The province on Wednesday said it is dropping out of the 21st World Petroleum Congress, slated to take place in Moscow June 15-19. The WPC, which takes place every three years, attracts thousands of delegates and hundreds of chief executives to address energy issues around the globe. Alberta planned to have a booth at the Canadian Pavilion, as well as provide “on-the-ground” support for a delegation of energy companies based in the province.
“Since the beginning of the crisis in Ukraine, Alberta has stood united with the Government of Canada in condemning violence and the violation of Ukraine’s sovereign territory. In the face of ongoing aggression I have made the decision to withdraw all provincial support for the Congress being held in Moscow,” Alberta Premier Dave Hancock said in a statement released Wednesday.
Alberta, the statement said, “has been closely monitoring the situation with our federal and provincial counterparts as well as participating companies.”
Russia annexed Crimea in the southeast of Ukraine about two months ago. Western countries condemned this move, imposing sanctions. Violence has spread to other parts of Ukraine, where a national election is scheduled for May 25.
Alberta’s announcement to stay away from the WPC comes after executives pulled out of the St. Petersburg International Economic Forum, scheduled for May 22-24. Eleven business leaders scheduled to attend the conference are no longer listed on the forum’s website, Reuters reported Tuesday. Oil and gas giant ConocoPhilips is among those now missing from the schedule. Only one of the 11 companies said the decision to drop out is because of rising political tensions, Reuters said, noting most, including Conoco, declined or were unavailable to comment.

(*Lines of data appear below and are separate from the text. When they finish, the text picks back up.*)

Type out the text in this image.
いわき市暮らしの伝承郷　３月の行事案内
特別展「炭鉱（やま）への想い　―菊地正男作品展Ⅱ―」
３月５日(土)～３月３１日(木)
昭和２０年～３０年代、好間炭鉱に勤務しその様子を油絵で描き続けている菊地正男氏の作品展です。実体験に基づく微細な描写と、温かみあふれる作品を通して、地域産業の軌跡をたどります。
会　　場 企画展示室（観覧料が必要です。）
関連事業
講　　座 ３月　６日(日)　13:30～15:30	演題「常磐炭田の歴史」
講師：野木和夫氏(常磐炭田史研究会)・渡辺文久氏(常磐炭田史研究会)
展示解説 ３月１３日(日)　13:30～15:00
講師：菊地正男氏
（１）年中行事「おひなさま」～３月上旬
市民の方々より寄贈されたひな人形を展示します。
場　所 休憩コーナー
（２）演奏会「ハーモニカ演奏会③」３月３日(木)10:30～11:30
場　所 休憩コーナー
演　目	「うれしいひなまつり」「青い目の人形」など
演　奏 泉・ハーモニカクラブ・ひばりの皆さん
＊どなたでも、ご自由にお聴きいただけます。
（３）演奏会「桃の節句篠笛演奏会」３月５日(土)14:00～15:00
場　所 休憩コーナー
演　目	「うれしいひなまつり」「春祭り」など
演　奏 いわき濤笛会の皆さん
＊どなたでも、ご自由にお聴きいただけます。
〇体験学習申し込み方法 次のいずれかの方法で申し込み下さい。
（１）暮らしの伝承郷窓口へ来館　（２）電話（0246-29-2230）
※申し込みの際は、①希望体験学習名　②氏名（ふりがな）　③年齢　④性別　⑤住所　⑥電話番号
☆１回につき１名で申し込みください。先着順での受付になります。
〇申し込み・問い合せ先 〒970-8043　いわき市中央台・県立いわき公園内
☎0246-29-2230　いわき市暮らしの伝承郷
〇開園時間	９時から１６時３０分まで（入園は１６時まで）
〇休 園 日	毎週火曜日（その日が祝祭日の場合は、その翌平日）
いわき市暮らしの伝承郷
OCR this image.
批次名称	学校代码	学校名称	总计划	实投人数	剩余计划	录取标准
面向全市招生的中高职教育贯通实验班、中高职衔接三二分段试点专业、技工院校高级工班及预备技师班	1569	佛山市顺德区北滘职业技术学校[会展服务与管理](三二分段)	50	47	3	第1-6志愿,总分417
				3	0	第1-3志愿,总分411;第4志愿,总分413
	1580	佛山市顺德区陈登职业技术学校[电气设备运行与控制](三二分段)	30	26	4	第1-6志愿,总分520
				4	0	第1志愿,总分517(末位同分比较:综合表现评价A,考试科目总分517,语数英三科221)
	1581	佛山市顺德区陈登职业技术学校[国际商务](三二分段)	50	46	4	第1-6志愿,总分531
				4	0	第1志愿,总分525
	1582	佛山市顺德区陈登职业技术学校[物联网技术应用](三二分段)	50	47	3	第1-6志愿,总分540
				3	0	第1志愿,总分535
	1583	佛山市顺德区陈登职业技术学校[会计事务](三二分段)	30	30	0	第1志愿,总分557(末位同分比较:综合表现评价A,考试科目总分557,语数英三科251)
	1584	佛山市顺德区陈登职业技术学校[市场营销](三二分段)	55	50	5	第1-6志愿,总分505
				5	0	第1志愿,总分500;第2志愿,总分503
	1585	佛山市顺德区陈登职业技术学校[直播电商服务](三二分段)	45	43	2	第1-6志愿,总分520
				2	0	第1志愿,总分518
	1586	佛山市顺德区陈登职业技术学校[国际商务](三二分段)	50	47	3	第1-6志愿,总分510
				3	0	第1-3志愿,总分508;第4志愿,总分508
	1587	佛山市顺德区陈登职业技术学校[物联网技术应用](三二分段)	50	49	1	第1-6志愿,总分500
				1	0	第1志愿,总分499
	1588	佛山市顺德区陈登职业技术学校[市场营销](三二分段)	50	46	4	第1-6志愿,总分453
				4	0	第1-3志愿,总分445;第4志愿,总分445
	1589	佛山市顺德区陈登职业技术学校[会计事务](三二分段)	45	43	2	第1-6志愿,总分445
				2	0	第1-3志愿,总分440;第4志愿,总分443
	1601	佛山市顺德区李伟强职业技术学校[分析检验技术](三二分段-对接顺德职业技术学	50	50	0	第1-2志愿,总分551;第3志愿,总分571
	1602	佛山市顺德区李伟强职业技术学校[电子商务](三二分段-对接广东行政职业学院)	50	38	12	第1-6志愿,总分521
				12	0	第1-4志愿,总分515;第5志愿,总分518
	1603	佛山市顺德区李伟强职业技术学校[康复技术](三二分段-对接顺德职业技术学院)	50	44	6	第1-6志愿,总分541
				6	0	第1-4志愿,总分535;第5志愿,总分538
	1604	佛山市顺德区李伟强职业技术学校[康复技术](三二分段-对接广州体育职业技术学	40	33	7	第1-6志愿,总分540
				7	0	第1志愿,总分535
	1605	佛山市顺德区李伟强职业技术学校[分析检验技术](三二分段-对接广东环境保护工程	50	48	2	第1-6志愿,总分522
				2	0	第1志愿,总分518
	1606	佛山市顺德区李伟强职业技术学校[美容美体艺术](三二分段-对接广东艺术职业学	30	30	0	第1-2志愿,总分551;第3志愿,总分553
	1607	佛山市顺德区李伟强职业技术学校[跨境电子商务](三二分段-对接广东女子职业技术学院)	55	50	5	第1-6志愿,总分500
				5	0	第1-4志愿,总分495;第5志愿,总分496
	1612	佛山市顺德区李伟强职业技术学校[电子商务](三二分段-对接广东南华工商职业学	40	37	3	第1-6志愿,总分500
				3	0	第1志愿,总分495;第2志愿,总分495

There are roughly 3,000 delegates, including 30 ministers and 400 CEOs and organization heads, from about 80 countries registered to participate in this year’s World Petroleum Congress in Moscow, according to its website.
The event will address “recent industry and geo-political developments,” and will assess how global energy supply and demand will develop, the site says. Key players addressing these issues include BP PLC’s CEO, Statoil’s CEO, secretary general of the Organization of Petroleum Exporting Countries, the president of Brazil’s Petrobas, the executive director of the International Energy Agency, India Oil and Natural Gas Corp.’s chairman, and other powerful players, the website says.
Many of the attendees are already developing projects in Alberta. But Russia’s aggression in Ukraine makes it “untenable” for Alberta to attend the gathering, said Cal Dallas, Alberta’s Minister of International and Intergovernmental Relations.
“The world is a different place now than it was when these plans were initially being made,” he said in the statement. “Continuing actions to undermine stability in Ukraine make Alberta’s participation in Moscow untenable. We continue to support the federal government’s persistent calls to de-escalate the crisis and oppose military aggression and illegal occupation.”
The provincial government “continues to support the Canadian Association of World Petroleum Council and its role in organizing the World Petroleum Congress,” the statement said.
The 22nd WPC will take place in Istanbul in 2017.